Runibergun – Teil 2: Die Hinterlist der Sachsen
Als die Thüringer das Lager der Sachsen sahen, waren sie erbost und fühlten sich schmählich betrogen. Sofort sandten sie Boten zu den Franken.
„Ihr habt den Frieden gebrochen und den Vertrag verletzt“ sagten sie voller Grimm.
„Nein“, antworteten ihnen die Sachsen, „wir haben den Vertrag unverbrüchlich eingehalten.“
„Aber ihr siedelt auf unserem Land!“ erwiderten die Thüringer erneut.
„Nein! Wir siedeln auf unserem Land, denn einer von euch verkaufte es uns für viel Gold!“ Hierauf verfluchten die Thüringer den, den sie noch vor kurzem wegen seines Handels gelobt hatten.
Die Sachsen aber wollten ihr neuerworbenes Land behalten. Ja sie schworen, es wenn nötig mit Waffengewalt zu verteidigen.

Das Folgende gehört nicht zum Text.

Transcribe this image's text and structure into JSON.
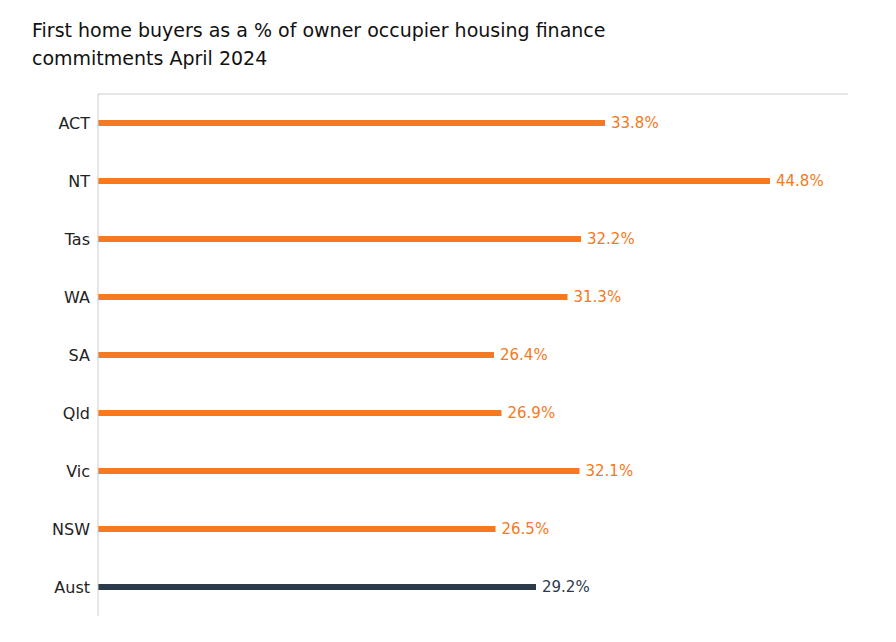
{
  "chart_data": {
    "type": "bar",
    "orientation": "horizontal",
    "title": "First home buyers as a % of owner occupier housing finance\ncommitments April 2024",
    "categories": [
      "Aust",
      "NSW",
      "Vic",
      "Qld",
      "SA",
      "WA",
      "Tas",
      "NT",
      "ACT"
    ],
    "values": [
      29.2,
      26.5,
      32.1,
      26.9,
      26.4,
      31.3,
      32.2,
      44.8,
      33.8
    ],
    "value_labels": [
      "29.2%",
      "26.5%",
      "32.1%",
      "26.9%",
      "26.4%",
      "31.3%",
      "32.2%",
      "44.8%",
      "33.8%"
    ],
    "data_labels": true,
    "colors": [
      "#2b3a4a",
      "#f47920",
      "#f47920",
      "#f47920",
      "#f47920",
      "#f47920",
      "#f47920",
      "#f47920",
      "#f47920"
    ],
    "xlim": [
      0,
      50
    ],
    "tick_labels": "y",
    "grid": false
  }
}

Kurze Zeit später stürmten die Thüringer ohne Ordnung und in blinder Wut auf das Lager der Sachsen los. Diese, zum äußersten Widerstand entschlossen, wehrten den Angriff der Heranstürmenden erfolgreich ab. Nach altem Kriegsrecht nahmen die Sachsen nun auch das Land ringsumher in ihren Besitz. Nach langem Kampf besiegt und zurückgeworfen, erkannten die Thüringer, daß ihnen die Sachsen überlegen waren. Deshalb schickten sie Unterhändler, die eine Zusammenkunft beider Parteien ohne Waffen forderten. Bei diesem Treffen sollte erneut über den Frieden verhandelt werden. Endlich bestimmten die Unterhändler der Thüringer Ort und Tag der Verhandlung. Nach kurzer Beratung versprachen die Sachsen, dem Wunsch der Thüringer nachzukommen.

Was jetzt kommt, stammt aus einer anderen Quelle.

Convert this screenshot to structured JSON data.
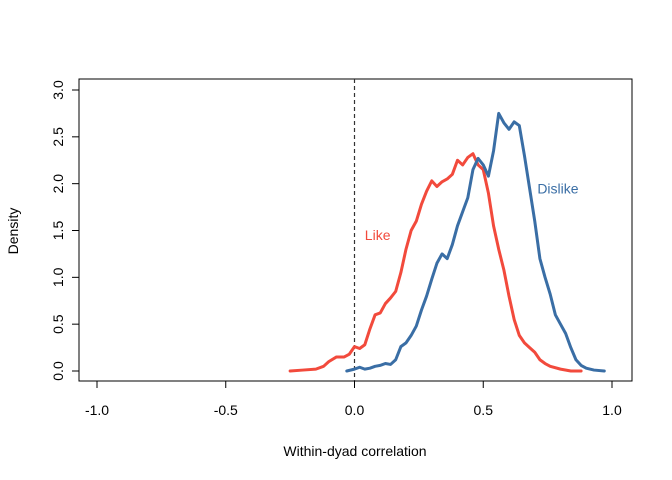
{
  "chart_data": {
    "type": "line",
    "xlabel": "Within-dyad correlation",
    "ylabel": "Density",
    "xlim": [
      -1.0,
      1.0
    ],
    "ylim": [
      0.0,
      3.0
    ],
    "x_ticks": [
      "-1.0",
      "-0.5",
      "0.0",
      "0.5",
      "1.0"
    ],
    "x_tick_values": [
      -1.0,
      -0.5,
      0.0,
      0.5,
      1.0
    ],
    "y_ticks": [
      "0.0",
      "0.5",
      "1.0",
      "1.5",
      "2.0",
      "2.5",
      "3.0"
    ],
    "y_tick_values": [
      0.0,
      0.5,
      1.0,
      1.5,
      2.0,
      2.5,
      3.0
    ],
    "grid": false,
    "reference_line": {
      "x": 0.0,
      "style": "dashed",
      "color": "#333333"
    },
    "series": [
      {
        "name": "Like",
        "color": "#F24A3C",
        "points": [
          [
            -0.25,
            0.0
          ],
          [
            -0.2,
            0.01
          ],
          [
            -0.15,
            0.02
          ],
          [
            -0.12,
            0.05
          ],
          [
            -0.1,
            0.1
          ],
          [
            -0.07,
            0.15
          ],
          [
            -0.04,
            0.15
          ],
          [
            -0.02,
            0.18
          ],
          [
            0.0,
            0.26
          ],
          [
            0.02,
            0.24
          ],
          [
            0.04,
            0.28
          ],
          [
            0.06,
            0.45
          ],
          [
            0.08,
            0.6
          ],
          [
            0.1,
            0.62
          ],
          [
            0.12,
            0.72
          ],
          [
            0.14,
            0.78
          ],
          [
            0.16,
            0.85
          ],
          [
            0.18,
            1.05
          ],
          [
            0.2,
            1.3
          ],
          [
            0.22,
            1.5
          ],
          [
            0.24,
            1.6
          ],
          [
            0.26,
            1.78
          ],
          [
            0.28,
            1.92
          ],
          [
            0.3,
            2.03
          ],
          [
            0.32,
            1.97
          ],
          [
            0.34,
            2.02
          ],
          [
            0.36,
            2.05
          ],
          [
            0.38,
            2.1
          ],
          [
            0.4,
            2.25
          ],
          [
            0.42,
            2.2
          ],
          [
            0.44,
            2.28
          ],
          [
            0.46,
            2.32
          ],
          [
            0.48,
            2.2
          ],
          [
            0.5,
            2.15
          ],
          [
            0.52,
            1.9
          ],
          [
            0.54,
            1.55
          ],
          [
            0.56,
            1.3
          ],
          [
            0.58,
            1.08
          ],
          [
            0.6,
            0.8
          ],
          [
            0.62,
            0.55
          ],
          [
            0.64,
            0.38
          ],
          [
            0.66,
            0.3
          ],
          [
            0.68,
            0.25
          ],
          [
            0.7,
            0.2
          ],
          [
            0.72,
            0.12
          ],
          [
            0.74,
            0.08
          ],
          [
            0.76,
            0.05
          ],
          [
            0.8,
            0.02
          ],
          [
            0.84,
            0.0
          ],
          [
            0.88,
            0.0
          ]
        ]
      },
      {
        "name": "Dislike",
        "color": "#3A6EA5",
        "points": [
          [
            -0.03,
            0.0
          ],
          [
            0.0,
            0.02
          ],
          [
            0.02,
            0.04
          ],
          [
            0.04,
            0.02
          ],
          [
            0.06,
            0.03
          ],
          [
            0.08,
            0.05
          ],
          [
            0.1,
            0.06
          ],
          [
            0.12,
            0.08
          ],
          [
            0.14,
            0.07
          ],
          [
            0.16,
            0.12
          ],
          [
            0.18,
            0.26
          ],
          [
            0.2,
            0.3
          ],
          [
            0.22,
            0.38
          ],
          [
            0.24,
            0.48
          ],
          [
            0.26,
            0.65
          ],
          [
            0.28,
            0.8
          ],
          [
            0.3,
            0.98
          ],
          [
            0.32,
            1.15
          ],
          [
            0.34,
            1.25
          ],
          [
            0.36,
            1.2
          ],
          [
            0.38,
            1.35
          ],
          [
            0.4,
            1.55
          ],
          [
            0.42,
            1.7
          ],
          [
            0.44,
            1.85
          ],
          [
            0.46,
            2.15
          ],
          [
            0.48,
            2.27
          ],
          [
            0.5,
            2.2
          ],
          [
            0.52,
            2.08
          ],
          [
            0.54,
            2.35
          ],
          [
            0.56,
            2.75
          ],
          [
            0.58,
            2.65
          ],
          [
            0.6,
            2.58
          ],
          [
            0.62,
            2.66
          ],
          [
            0.64,
            2.62
          ],
          [
            0.66,
            2.3
          ],
          [
            0.68,
            1.95
          ],
          [
            0.7,
            1.6
          ],
          [
            0.72,
            1.2
          ],
          [
            0.74,
            1.0
          ],
          [
            0.76,
            0.82
          ],
          [
            0.78,
            0.6
          ],
          [
            0.8,
            0.5
          ],
          [
            0.82,
            0.4
          ],
          [
            0.84,
            0.25
          ],
          [
            0.86,
            0.12
          ],
          [
            0.88,
            0.06
          ],
          [
            0.9,
            0.03
          ],
          [
            0.93,
            0.01
          ],
          [
            0.97,
            0.0
          ]
        ]
      }
    ],
    "annotations": [
      {
        "text": "Like",
        "x": 0.04,
        "y": 1.45,
        "color": "#F24A3C"
      },
      {
        "text": "Dislike",
        "x": 0.71,
        "y": 1.95,
        "color": "#3A6EA5"
      }
    ]
  }
}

Nun waren damals bei den Sachsen große Messer üblich, wie sie die Angeln nach altem Stammesbrauch noch im 10. Jahrhundert trugen. Diese Art von Messer nannten sie Sax. Sie versteckten die Mordwehren unter ihren Gewändern und zogen den Thüringern zu dem festgesetzten Ort entgegen.
Als sie sahen, daß die Thüringer ohne Waffen kamen und alle ihre Fürsten anwesend waren, hielten sie die Zeit für günstig, sich der ganzen Gegend zu bemächtigen. Urplötzlich zogen sie ihre Messer hervor, stürzten sich auf die Wehrlosen und Überraschten und stießen alle nieder, so daß nicht einer der Thüringer überlebte.
Widukind von Corvey schreibt weiter, und hieran merkt man ganz deutlich, in wessen Auftrag er seine „Sachsengeschichte“ verfaßte:
Damit fingen die Sachsen an, bekannt zu werden und den benachbarten Stämmen einen gewaltigen Schrecken einzujagen. Einige behaupteten auch, daß sie von dieser Tat ihren Namen bekommen hätten, denn Messer heißen in unserer Sprache Sax. Deshalb seien Sachsen genannt worden, weil sie mit ihren Messern eine solche Menge Menschen niedergehauen hätten.